Updated, 2:12 p.m. | A plainclothes police sergeant fatally shot a 25-year-old street peddler on Thursday morning outside the parking garage of the Marriott Marquis Hotel in Times Square after the officer confronted the man, who he believed had been a part of a scam to use CDs to intimidate tourists, the authorities said. The slain man, who the police said opened fire first, was armed with a loaded Mac-10 automatic machine pistol, the police said.
A major police response followed the shooting, which occurred around 11:15 a.m. at 46th Street and Broadway, a tourist-packed intersection, during a weekday morning when the streets were filled with shoppers.
Police descended on the Marriott Marquis Hotel after a plainclothes sergeant shot a 25-year-old Bronx man who the authorities said took part in a scam to intimidate tourists.
Emergency medical workers took the peddler to St. Luke's-Roosevelt Hospital Center, where he was first listed in serious condition. Paul J. Browne, the chief police spokesman, later said that the man had died. The man was not identified, but the authorities said he lived in the Bronx.
A second man was held by the police and being questioned, the police said.
According to a law enforcement official who spoke on the condition of anonymity because an investigation had just begun, the sergeant was ordinarily assigned to a detail charged with enforcing regulations governing street vendors and peddlers, but had been detached to work with on a special crime-fighting unit.
A gun and weapons magazine were recovered at the scene.
While on patrol, the authorities said, the sergeant noticed two men who he believed had been responsible for had intimidated tourists with a ruse: They would approach the tourists, ask them their names, write their names on the CDs and then demand payment of $10.
The sergeant confronted the men on Broadway, south of 45th Street. One of the men ran north, then west on 45th Street and into the driveway of the Marriott, toward the parking garage. As the sergeant gave chase, the man turned and opened fire, shattering two glass windows of the hotel. The sergeant returned fire, mortally wounding the man.
The police said they recovered the man's machine pistol at the scene.
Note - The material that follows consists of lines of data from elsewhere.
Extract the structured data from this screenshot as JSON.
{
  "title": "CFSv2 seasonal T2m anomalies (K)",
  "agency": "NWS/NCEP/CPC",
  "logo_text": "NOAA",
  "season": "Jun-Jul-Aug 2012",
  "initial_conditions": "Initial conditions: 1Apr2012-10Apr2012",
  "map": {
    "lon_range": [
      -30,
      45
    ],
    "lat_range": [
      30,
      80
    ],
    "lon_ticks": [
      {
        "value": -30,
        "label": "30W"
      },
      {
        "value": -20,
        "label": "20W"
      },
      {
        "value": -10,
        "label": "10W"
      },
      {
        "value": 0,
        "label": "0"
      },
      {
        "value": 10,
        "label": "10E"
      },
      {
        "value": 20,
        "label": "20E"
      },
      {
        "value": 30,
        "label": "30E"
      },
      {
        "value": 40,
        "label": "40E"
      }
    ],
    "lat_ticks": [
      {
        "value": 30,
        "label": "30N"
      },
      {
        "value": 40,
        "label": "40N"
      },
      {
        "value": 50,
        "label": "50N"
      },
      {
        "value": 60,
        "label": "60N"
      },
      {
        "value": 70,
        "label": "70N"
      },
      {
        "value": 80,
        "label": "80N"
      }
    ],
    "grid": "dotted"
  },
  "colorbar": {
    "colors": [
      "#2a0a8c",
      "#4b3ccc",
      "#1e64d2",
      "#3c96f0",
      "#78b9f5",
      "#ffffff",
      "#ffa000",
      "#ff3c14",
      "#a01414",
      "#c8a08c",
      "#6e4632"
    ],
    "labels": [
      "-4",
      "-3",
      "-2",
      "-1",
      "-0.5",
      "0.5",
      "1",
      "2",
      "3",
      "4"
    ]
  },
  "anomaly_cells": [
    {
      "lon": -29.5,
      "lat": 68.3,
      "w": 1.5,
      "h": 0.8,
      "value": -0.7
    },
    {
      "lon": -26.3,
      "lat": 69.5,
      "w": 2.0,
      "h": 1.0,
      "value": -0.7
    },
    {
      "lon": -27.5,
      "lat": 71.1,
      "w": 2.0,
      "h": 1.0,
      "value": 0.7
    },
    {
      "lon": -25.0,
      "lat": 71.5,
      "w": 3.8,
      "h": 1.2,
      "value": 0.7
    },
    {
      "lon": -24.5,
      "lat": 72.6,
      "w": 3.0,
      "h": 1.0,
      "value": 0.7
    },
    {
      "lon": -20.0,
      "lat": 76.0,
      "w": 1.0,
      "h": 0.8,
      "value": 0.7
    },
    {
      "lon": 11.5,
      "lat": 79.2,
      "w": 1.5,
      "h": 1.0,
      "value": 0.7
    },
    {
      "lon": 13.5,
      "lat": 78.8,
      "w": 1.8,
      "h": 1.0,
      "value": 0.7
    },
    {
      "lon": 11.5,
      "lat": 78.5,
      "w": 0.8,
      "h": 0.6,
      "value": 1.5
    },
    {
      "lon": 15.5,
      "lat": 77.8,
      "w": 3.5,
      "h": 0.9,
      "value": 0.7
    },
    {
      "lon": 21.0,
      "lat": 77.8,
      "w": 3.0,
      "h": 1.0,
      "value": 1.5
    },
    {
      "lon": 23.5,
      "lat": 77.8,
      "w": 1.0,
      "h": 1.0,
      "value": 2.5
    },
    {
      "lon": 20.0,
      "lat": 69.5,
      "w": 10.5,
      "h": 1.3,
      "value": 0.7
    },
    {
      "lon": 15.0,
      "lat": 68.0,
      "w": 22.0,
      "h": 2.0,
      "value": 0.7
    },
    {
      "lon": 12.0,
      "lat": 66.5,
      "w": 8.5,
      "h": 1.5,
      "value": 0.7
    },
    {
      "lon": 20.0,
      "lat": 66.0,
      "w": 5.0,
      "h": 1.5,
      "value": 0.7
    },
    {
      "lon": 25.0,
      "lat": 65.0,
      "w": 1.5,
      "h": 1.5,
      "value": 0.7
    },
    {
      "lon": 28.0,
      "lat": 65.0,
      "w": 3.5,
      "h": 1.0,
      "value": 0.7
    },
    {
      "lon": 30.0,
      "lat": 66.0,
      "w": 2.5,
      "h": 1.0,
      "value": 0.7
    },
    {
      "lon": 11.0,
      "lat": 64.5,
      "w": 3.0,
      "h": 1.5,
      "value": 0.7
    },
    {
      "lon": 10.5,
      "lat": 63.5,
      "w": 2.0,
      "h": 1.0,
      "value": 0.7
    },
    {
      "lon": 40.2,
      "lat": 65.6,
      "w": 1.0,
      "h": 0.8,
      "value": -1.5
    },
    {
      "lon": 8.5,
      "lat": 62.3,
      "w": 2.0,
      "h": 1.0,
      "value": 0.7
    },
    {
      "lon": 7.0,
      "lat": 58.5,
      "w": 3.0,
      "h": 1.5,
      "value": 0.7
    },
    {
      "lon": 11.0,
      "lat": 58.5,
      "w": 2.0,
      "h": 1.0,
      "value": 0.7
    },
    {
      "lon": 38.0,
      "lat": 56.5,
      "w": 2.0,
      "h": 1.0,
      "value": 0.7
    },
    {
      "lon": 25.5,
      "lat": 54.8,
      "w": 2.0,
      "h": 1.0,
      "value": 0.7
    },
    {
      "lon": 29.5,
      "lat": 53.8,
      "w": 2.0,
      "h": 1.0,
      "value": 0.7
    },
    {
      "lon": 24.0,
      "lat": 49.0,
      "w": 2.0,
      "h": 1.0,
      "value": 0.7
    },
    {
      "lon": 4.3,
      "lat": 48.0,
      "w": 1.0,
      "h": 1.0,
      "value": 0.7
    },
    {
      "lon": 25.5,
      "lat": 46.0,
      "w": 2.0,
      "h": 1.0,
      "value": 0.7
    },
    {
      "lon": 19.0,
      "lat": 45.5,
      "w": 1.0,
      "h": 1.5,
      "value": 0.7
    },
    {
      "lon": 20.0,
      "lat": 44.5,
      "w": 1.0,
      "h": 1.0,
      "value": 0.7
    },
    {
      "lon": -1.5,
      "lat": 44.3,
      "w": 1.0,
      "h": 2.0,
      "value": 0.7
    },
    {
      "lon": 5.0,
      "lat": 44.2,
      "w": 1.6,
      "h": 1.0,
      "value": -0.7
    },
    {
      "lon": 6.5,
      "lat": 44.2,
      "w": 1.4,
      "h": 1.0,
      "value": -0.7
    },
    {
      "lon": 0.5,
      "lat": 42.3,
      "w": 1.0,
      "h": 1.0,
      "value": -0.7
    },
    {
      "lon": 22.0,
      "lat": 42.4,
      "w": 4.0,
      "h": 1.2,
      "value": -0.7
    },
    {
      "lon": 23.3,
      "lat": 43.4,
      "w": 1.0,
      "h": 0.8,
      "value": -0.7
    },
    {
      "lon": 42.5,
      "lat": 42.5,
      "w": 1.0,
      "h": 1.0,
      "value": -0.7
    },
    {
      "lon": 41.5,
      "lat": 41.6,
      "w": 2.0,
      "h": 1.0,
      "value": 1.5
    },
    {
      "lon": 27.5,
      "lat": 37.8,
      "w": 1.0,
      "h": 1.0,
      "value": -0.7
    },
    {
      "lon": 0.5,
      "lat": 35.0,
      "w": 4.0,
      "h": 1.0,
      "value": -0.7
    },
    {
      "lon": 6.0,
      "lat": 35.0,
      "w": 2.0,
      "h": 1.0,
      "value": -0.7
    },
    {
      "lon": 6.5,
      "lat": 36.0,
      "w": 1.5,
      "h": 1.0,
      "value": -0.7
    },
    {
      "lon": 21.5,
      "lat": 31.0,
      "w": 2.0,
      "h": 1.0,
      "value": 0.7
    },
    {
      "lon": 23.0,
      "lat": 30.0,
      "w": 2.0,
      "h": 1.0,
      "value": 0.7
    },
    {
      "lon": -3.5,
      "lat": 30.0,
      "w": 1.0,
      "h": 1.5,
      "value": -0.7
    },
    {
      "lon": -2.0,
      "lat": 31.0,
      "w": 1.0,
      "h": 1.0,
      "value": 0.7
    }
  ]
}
Investigators found 27 live rounds of ammunition in the gun, and one shell casing on the ground.
Shannon Maggio, 32, a visitor from New Orleans, was on the 16th floor of the nearby Edison Hotel in a room facing the Marriott, with both windows open, when she heard yelling, and then an eruption of gunfire.
"I heard it clear as day," she said. "I'd never heard a gunshot before, but I knew it was a gunshot. Pow-pow-pow-pow — just like that. Then I heard a guy yell. Then sirens." She added: "I froze. My hair stood on end."
The first 911 call about the shooting came in at 11:19 a.m., and emergency workers arrived a minute later, the authorities said. Preliminary accounts indicated that the shooting occurred at the entrance to the garage, which is under the hotel. A street-level driveway runs under the hotel the length of the block between 45th and 46th Streets.
The hotel was sealed off after the shooting, and the police shut the entirety of Broadway from 45th to 46th Street to both traffic and pedestrians, and much of 46th Street to the east and west, as well.
"Right now, the police are on property," Kathleen Duffy, a spokeswoman for the hotel, which has 1,900 rooms and is one of the city's largest hotels, said in a phone interview from outside the hotel. "It's our understanding it didn't involve any of our guests or any of our associates."
The intersection of 46th and Broadway is in the heart of Times Square. The hotel — and a giant Bank of America illuminated sign — is at the southwestern corner; a large new American Eagle Outfitters store is to the northwest; Father Duffy Square (and the TKTS booth that sells discounted Broadway tickets) is to the northeast; and a traffic island is to the southeast.
In the shooting's aftermath, there did not appear to be significant alarm, at least as judged by tourists who, far from avoiding the area, seemed to push forward to get a view of what had happened.
Emer Rooney, 33, a visitor from Ireland on the last day of a trip to New York, walked with a friend from a nearby hotel to take pictures of the scene. She said she had never felt unsafe in New York. "I actually feel it's very safe," she said. "Look at all the police officers." She cited the shooting, in fact, as one of the more exciting moments of her trip, including recovering lost luggage at the Port Authority Bus Terminal and getting tickets to the musical "Wicked."
A tourist from Australia, Suzanne Davis, 42, stopped to take images with a video recorder. "It's my first day in New York, so it makes very real what you see in the movies," she said.